Махмальбаф. Избранные максимы
Я прежде всего человек, а потом уже режиссер. Когда мы работали над фильмом «Кандагар», я не мог спать, не мог есть, ведь мы видели, как вокруг нас люди умирают от голода. Между Ираном и Афганистаном протяженность границы 800 километров. 2,5 миллиона иммигрантов перебежали в Иран. Только у 50 тысяч были документы. Мы работали вблизи границы и каждый день узнавали, что новая группа голодающих бежала из Афганистана. В Иране их никто не ждал — их считали нелегальными беженцами. Однажды удалось спастись группе афганцев из 40 человек. 20 из них умерли в пути из-за болезней или голода. Оставшиеся 20, которые добрались до иранской границы, были при смерти, потому что не могли обратиться за помощью к иранскому правительству, которое отсылало таких беженцев обратно. Им пришлось довольствоваться почти животным существованием, прятаться в пустыне. Всякий раз, как мы натыкались на такие группы, нам приходилось прекращать съемки и бросаться на помощь умирающим.
…
Когда гибла русская подводная лодка с людьми на борту, мы каждую минуту гибли вместе с ними. В Афганистане каждую минуту под паранджой задыхаются 10 миллионов женщин, но никто об этом не рассказывает. Так что в этом фильме я до некоторой степени взял на себя роль журналиста.
…
В Афганистане отсутствует в принципе понятие безопасности. Через Афганистан везут опиум, талибы терроризируют жителей. Нам приходилось каждый день менять место расположения. В фильме мне хотелось говорить не столько о политике, сколько о крайней степени бедности в стране. По данным ООН, около миллиона человек могут погибнуть в любой момент. Умереть от голода. Всем известно, что уничтожили Будд — средства массовой информации много об этом говорили. Однако о вероятной смерти миллиона человек никто не вспоминает. Как я уже говорил, Будд не уничтожили — они растаяли от стыда. Может быть, уничтожение Будд было призвано показать миру, что же на самом деле происходит в Афганистане. И мне важно было посмотреть, что там происходит, изнутри.
…
Самая большая проблема помимо безопасности заключалась в нежелании самих афганцев сотрудничать. Даже живущие в Иране афганские женщины не хотели участвовать в съемках фильма. Это было самое большое препятствие. Другая важная проблема — этническая. Страна состоит из разных этнических групп — пуштуны, таджики и так далее. У них нет никакого желания работать или просто быть вместе. Потом многие из тех, с кем мы работали, вообще прежде не слышали, что такое кино. Чтобы им это объяснить, мы устраивали временные кинотеатры. Но нам было сложно усадить этих людей вместе. В конце концов мы согласились показывать фильм для разных этнических групп в разное время.
…
Всё было очень непросто. Мне даже самому пришлось отрастить бороду и носить традиционную афганскую одежду. И всё же однажды меня чуть не похитили — я чудом спасся. Но я так до сих пор и не знаю, кто именно меня похищал.
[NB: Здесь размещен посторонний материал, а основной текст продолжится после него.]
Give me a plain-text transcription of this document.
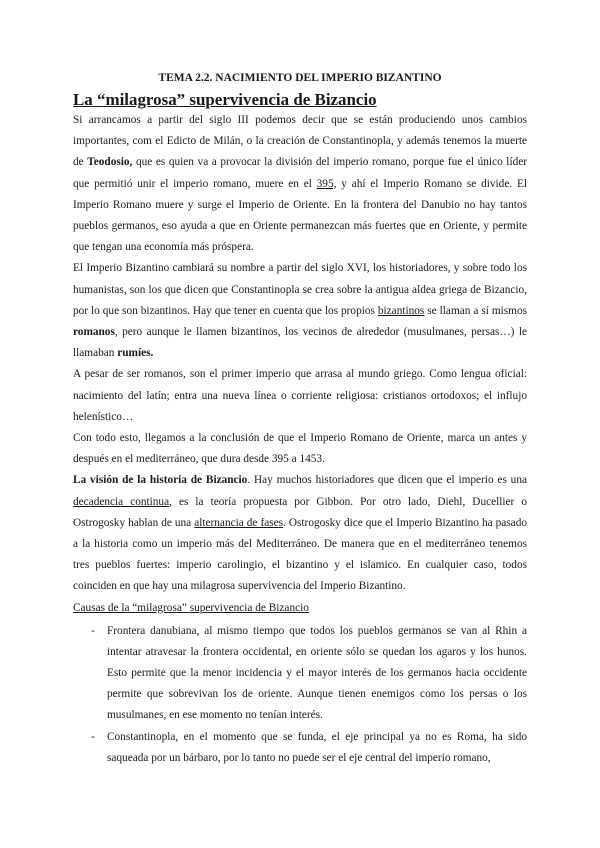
TEMA 2.2. NACIMIENTO DEL IMPERIO BIZANTINO
La “milagrosa” supervivencia de Bizancio

Si arrancamos a partir del siglo III podemos decir que se están produciendo unos cambios importantes, com el Edicto de Milán, o la creación de Constantinopla, y además tenemos la muerte de Teodosio, que es quien va a provocar la división del imperio romano, porque fue el único líder que permitió unir el imperio romano, muere en el 395, y ahí el Imperio Romano se divide. El Imperio Romano muere y surge el Imperio de Oriente. En la frontera del Danubio no hay tantos pueblos germanos, eso ayuda a que en Oriente permanezcan más fuertes que en Oriente, y permite que tengan una economía más próspera.

El Imperio Bizantino cambiará su nombre a partir del siglo XVI, los historiadores, y sobre todo los humanistas, son los que dicen que Constantinopla se crea sobre la antigua aldea griega de Bizancio, por lo que son bizantinos. Hay que tener en cuenta que los propios bizantinos se llaman a sí mismos romanos, pero aunque le llamen bizantinos, los vecinos de alrededor (musulmanes, persas…) le llamaban rumíes.

A pesar de ser romanos, son el primer imperio que arrasa al mundo griego. Como lengua oficial: nacimiento del latín; entra una nueva línea o corriente religiosa: cristianos ortodoxos; el influjo helenístico…

Con todo esto, llegamos a la conclusión de que el Imperio Romano de Oriente, marca un antes y después en el mediterráneo, que dura desde 395 a 1453.

La visión de la historia de Bizancio. Hay muchos historiadores que dicen que el imperio es una decadencia continua, es la teoría propuesta por Gibbon. Por otro lado, Diehl, Ducellier o Ostrogosky hablan de una alternancia de fases. Ostrogosky dice que el Imperio Bizantino ha pasado a la historia como un imperio más del Mediterráneo. De manera que en el mediterráneo tenemos tres pueblos fuertes: imperio carolingio, el bizantino y el islamico. En cualquier caso, todos coinciden en que hay una milagrosa supervivencia del Imperio Bizantino.

Causas de la “milagrosa” supervivencia de Bizancio

- Frontera danubiana, al mismo tiempo que todos los pueblos germanos se van al Rhin a intentar atravesar la frontera occidental, en oriente sólo se quedan los agaros y los hunos. Esto permite que la menor incidencia y el mayor interés de los germanos hacia occidente permite que sobrevivan los de oriente. Aunque tienen enemigos como los persas o los musulmanes, en ese momento no tenían interés.
- Constantinopla, en el momento que se funda, el eje principal ya no es Roma, ha sido saqueada por un bárbaro, por lo tanto no puede ser el eje central del imperio romano,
После этого мы решили перебраться подальше от границы, чтобы закончить фильм.
…
Мы (в фильме «Садовник» — П. Ш.) пытаемся выступать как представители двух разных поколений в Иране — молодого и среднего. Мы берем многое из реальной жизни. Мой сын Майсам вообще-то очень вежливый человек, но в фильме он намеренно играет агрессивного. Это как отношения отца и сына в реальном Иране, мы часто до хрипоты спорим друг с другом. Молодое поколение очень далеко отошло от религии. Они не видят ничего позитивного в религиозных доктринах, они видят религию только как что-то негативное. Они считают, что исламский режим многое разрушил в нашей культуре, в промышленности, в обществе. В моей стране молодое поколение не видело ничего, кроме религиозного правительства, которое их жестко контролировало и ограничивало. Но есть еще и старшее поколение, которое представляет мой отец. Мой отец считает, что религия в каких-то аспектах может быть позитивной, в ней есть сила и эту силу можно использовать на благо людей. Так что фильм очень близок иранской семейной жизни. Такие разговоры обычно скрыты, мы же попытались их показать.